The Future of Work - with Jan Owen and Professor Leah Ruppanner
The pandemic has flipped the lid on several business models, including changing the fundamentals of the way we work. A McKinsey report states that about 20-25% of the workers in advanced economies will continue to work remotely for three to five days a week. Success in this new world order will be for those who learn to adapt and give their employees the opportunity to embrace an emerging work culture, namely, choose your workplace.
While enterprises are giving employees flexibility, the future of work will be successful only through intelligent technology choices.
Folio's May Conversation Event will be in-person.
Where: Boyd Community Hub - Assembly Hall 207 City Rd, Southbank VIC 3006
When: Tues 24th May, please start arriving from 7pm for a 7:30pm start
Jan has spent her career working at the intersection of individual, organisational and societal change as an entrepreneur, innovator and social sector leader.
Her work includes: building and leading alliances; campaigns and advocacy on the rights of children and young people around the globe; strategy, innovation and leadership on the future of education, work and entrepreneurship; facilitating and building powerful strategic community, business, government and philanthropic investment and partnerships committed to our collective future as an inclusive, imaginative and courageous world.
Jan has been the recipient of many Awards acknowledging her commitment to unleashing the unlimited potential of children and young people and services to the Australian community.
Jan is Founder & Principal, Adaptability & working with innovative leaders and organisations on strategy, innovation & systems change; co-Chair/Convenor, Learning Creates Australia; co-Convenor, FoyerInvest Consortium; Chair, Cool Australia and co-Founder, Be Well.
She is the co-author of Every Childhood Lasts a Lifetime (1996) and The Future Chasers (2014); and Host of the New Work Bites Podcast.
Leah Ruppanner is a Professor of Sociology and Founding Director of The Future of Work Lab at the University of Melbourne. She was previously a Director of The Policy Lab at the University of Melbourne.

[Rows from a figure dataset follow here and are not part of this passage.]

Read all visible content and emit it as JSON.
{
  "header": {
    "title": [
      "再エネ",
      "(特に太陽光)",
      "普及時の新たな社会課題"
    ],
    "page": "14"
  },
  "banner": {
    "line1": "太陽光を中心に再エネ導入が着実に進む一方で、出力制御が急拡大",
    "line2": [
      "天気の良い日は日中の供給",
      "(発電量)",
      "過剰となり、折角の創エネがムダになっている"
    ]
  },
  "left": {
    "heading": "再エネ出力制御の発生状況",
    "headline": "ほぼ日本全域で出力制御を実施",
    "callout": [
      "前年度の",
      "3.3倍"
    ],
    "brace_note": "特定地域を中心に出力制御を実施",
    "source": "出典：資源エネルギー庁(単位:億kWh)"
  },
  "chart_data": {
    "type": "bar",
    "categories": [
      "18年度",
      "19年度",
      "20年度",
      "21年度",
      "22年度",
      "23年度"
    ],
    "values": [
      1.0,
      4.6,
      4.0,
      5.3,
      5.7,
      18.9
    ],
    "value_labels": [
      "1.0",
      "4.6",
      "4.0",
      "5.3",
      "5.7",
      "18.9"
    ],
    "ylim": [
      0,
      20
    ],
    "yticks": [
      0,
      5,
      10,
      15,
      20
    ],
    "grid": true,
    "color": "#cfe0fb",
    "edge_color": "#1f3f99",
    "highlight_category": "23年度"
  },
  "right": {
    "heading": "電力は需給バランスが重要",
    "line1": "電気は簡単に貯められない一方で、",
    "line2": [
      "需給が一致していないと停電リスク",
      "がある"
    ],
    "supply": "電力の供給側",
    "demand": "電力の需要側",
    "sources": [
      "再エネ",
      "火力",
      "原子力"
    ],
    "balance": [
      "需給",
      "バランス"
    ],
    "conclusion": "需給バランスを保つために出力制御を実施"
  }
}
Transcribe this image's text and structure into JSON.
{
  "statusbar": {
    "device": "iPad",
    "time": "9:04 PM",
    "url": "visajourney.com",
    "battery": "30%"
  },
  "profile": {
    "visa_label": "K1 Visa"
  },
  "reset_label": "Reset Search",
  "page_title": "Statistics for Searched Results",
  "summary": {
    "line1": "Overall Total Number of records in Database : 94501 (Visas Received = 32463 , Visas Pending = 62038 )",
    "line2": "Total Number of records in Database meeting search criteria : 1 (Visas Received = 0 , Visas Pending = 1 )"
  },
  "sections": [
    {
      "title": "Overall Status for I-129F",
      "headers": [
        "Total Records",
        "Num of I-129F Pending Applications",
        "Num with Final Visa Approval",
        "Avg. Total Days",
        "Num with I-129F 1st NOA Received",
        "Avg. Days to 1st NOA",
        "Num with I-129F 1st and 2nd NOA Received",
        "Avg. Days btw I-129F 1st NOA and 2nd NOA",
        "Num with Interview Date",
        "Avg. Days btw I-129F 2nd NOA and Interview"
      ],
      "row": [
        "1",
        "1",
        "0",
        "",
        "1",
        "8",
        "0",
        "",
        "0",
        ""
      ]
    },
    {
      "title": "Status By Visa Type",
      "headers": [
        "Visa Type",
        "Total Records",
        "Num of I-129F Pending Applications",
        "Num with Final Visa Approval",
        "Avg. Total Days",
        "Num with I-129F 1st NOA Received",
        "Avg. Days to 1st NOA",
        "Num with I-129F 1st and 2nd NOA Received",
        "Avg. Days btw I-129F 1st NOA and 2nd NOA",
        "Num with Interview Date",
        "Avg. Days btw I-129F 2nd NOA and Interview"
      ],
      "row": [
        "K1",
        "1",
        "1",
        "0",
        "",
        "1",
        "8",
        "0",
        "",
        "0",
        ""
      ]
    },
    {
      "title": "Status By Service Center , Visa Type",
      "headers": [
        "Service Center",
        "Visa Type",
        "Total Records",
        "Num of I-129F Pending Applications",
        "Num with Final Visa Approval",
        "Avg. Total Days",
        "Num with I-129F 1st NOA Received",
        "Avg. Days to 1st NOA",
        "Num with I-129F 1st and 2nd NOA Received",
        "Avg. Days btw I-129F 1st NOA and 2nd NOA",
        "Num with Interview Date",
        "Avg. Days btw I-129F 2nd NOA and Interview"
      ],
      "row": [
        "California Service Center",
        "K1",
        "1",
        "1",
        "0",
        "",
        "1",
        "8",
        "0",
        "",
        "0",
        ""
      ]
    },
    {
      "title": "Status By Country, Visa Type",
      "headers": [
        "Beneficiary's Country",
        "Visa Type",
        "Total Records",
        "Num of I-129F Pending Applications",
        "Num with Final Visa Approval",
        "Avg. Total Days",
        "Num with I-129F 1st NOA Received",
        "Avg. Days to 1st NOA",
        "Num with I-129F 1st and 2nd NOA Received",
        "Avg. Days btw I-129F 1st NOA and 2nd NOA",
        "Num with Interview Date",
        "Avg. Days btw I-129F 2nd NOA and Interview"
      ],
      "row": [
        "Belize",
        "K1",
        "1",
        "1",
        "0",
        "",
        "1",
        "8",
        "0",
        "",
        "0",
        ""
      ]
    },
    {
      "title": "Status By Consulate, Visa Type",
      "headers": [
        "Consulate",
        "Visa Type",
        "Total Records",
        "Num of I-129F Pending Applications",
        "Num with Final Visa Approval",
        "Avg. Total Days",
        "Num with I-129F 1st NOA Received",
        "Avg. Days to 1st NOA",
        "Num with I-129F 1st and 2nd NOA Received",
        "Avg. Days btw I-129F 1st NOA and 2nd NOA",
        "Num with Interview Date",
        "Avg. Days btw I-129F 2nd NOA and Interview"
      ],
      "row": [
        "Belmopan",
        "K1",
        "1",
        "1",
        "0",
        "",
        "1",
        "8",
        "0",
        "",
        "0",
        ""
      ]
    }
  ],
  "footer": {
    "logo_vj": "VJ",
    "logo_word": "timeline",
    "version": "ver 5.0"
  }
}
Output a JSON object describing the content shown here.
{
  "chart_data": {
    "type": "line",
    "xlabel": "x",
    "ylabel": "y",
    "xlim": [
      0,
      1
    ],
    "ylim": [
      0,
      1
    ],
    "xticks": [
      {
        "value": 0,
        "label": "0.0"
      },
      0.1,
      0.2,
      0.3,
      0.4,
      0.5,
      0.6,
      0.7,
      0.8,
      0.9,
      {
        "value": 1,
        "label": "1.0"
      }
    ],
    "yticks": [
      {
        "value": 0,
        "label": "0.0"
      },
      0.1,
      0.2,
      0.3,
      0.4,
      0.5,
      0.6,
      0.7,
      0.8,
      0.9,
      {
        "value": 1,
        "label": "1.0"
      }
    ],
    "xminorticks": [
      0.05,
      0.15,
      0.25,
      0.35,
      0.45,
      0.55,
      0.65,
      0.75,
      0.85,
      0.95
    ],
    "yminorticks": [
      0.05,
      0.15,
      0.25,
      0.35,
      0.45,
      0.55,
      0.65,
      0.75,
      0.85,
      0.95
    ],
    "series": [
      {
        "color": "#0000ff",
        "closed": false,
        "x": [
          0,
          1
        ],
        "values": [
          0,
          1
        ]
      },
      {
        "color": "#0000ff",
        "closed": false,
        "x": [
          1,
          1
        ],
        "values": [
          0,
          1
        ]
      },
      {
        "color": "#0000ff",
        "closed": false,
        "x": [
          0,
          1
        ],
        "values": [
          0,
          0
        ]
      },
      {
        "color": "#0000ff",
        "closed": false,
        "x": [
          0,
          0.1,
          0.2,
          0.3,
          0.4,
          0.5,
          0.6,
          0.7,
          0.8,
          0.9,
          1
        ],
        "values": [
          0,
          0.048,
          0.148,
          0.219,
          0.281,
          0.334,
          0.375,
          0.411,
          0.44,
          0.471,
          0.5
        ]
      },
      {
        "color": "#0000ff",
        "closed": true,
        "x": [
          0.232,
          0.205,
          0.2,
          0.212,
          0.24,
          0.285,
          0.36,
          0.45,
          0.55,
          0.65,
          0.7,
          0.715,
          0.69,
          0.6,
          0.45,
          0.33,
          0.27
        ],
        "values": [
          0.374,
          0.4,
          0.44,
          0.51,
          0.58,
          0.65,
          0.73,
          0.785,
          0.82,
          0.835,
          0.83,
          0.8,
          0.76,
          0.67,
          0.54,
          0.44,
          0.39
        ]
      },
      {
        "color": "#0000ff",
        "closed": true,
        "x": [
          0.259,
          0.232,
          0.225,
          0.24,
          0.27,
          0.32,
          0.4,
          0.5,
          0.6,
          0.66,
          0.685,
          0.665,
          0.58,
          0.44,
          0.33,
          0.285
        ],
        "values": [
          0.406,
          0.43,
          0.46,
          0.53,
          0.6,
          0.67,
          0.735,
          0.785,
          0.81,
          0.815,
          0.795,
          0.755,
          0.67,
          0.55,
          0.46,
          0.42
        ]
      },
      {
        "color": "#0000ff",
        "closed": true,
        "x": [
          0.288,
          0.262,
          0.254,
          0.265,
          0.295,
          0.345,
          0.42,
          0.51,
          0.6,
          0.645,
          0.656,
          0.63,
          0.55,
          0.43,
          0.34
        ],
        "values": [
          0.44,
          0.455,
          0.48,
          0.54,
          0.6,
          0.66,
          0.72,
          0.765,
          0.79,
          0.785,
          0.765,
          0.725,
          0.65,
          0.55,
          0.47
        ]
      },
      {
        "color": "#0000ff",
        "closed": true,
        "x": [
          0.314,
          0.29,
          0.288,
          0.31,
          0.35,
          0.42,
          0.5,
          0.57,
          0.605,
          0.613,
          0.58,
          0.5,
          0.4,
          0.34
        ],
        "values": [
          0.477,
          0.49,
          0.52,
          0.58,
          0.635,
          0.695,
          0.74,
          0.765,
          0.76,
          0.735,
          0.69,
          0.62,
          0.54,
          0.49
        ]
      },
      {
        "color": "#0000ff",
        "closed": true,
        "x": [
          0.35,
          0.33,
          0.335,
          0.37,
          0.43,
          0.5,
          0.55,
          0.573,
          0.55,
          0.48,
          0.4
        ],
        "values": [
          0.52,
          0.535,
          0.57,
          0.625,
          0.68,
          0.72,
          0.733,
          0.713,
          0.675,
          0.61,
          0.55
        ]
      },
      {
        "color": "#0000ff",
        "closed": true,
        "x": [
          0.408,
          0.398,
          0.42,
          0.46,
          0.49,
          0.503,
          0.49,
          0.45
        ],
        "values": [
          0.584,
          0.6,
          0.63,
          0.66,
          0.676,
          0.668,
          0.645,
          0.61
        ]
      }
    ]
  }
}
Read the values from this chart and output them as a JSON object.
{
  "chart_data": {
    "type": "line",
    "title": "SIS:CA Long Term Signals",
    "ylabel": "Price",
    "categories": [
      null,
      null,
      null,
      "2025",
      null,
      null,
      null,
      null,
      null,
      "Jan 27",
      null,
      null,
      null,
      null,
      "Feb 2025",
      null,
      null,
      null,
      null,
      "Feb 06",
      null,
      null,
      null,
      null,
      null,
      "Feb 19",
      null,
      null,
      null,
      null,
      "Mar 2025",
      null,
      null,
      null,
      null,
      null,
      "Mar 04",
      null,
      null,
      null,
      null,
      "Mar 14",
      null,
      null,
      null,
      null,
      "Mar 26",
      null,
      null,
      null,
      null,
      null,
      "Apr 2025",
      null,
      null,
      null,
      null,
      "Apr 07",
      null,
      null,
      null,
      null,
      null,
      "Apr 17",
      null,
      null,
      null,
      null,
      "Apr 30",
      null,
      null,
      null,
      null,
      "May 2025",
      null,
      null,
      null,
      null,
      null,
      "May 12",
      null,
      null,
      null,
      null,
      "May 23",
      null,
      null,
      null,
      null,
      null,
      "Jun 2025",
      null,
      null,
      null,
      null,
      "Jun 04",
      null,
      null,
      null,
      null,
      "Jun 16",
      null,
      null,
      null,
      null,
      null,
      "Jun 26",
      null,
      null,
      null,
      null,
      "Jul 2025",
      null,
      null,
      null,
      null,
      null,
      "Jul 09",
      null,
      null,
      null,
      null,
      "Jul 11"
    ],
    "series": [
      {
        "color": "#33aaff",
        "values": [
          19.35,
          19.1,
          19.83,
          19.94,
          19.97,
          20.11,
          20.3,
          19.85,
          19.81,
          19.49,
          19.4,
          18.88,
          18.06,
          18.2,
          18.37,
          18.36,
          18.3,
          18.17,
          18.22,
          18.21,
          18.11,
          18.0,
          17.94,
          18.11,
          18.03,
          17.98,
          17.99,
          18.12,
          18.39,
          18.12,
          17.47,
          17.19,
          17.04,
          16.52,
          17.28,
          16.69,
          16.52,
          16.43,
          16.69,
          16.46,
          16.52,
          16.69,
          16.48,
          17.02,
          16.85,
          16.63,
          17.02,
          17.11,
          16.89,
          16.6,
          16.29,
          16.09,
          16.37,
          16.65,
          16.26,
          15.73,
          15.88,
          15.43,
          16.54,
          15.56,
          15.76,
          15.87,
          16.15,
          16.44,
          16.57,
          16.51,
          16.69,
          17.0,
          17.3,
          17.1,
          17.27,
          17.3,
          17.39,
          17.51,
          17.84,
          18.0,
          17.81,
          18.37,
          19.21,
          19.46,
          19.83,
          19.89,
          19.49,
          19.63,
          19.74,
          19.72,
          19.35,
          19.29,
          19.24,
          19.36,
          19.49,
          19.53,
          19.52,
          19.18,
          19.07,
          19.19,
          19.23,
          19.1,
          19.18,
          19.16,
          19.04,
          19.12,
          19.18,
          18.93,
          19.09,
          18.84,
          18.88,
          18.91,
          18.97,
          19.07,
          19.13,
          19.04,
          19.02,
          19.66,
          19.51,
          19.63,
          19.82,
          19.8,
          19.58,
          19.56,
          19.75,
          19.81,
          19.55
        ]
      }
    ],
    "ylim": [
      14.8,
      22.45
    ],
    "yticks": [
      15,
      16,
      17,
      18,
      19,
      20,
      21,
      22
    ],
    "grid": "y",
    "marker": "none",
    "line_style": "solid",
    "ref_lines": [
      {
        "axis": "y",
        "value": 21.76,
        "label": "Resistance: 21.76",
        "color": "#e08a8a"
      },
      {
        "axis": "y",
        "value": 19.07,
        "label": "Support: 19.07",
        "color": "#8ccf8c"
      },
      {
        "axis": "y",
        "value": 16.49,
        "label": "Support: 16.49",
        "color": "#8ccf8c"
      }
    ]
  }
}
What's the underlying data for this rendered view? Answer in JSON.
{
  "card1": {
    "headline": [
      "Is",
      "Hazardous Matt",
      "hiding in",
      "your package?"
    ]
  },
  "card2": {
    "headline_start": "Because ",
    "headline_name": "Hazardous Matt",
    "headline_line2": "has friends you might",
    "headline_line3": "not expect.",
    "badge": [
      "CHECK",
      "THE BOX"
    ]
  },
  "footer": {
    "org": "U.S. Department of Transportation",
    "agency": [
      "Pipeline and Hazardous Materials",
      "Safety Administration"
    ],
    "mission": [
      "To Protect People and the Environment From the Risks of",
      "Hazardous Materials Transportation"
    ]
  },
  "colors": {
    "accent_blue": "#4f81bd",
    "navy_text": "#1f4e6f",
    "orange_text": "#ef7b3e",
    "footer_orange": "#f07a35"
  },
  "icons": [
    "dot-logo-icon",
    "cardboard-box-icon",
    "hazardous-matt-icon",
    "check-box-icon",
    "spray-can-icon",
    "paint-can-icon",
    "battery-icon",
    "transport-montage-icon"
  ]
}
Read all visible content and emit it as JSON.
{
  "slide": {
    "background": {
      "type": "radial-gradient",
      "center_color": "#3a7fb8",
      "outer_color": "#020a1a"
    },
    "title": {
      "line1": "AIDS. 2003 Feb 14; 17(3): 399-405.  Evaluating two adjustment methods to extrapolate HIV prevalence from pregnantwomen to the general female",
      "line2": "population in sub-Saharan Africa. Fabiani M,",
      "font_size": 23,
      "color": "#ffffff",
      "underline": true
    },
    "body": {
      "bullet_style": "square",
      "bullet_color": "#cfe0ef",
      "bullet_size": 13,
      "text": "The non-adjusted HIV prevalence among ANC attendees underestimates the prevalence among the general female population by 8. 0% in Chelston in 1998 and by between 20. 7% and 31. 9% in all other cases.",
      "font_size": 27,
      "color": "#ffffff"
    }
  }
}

Her research investigates gender and its intersection to inequalities, technologies and policies. Associate Professor Ruppanner is a leading expert on COVID-19 and its impact on gender inequality in US and Australia. Her book, Motherlands: How States Push Mothers out of Employment (2020) provides a typology of childcare and gender policies and their relationship to mothers' employment varies across US states. This has led to a range of high impact publications showing women have divergent experiences based on their state of residence. Finally, she is leading a project on gender bias in hiring algorithms to understand how gender bias limits women's access to employment.
Ruppanner's research is published in Demography, Journal of Marriage and Family, Sociological Methods and Research, European Sociological Review and Social Science Research. She also has expansive media coverage in the New York Times, Washington Post and the Guardian and external grant success including the ARC DECRA, an ARC Discovery on sleep and an ARC Linkage on women in local government.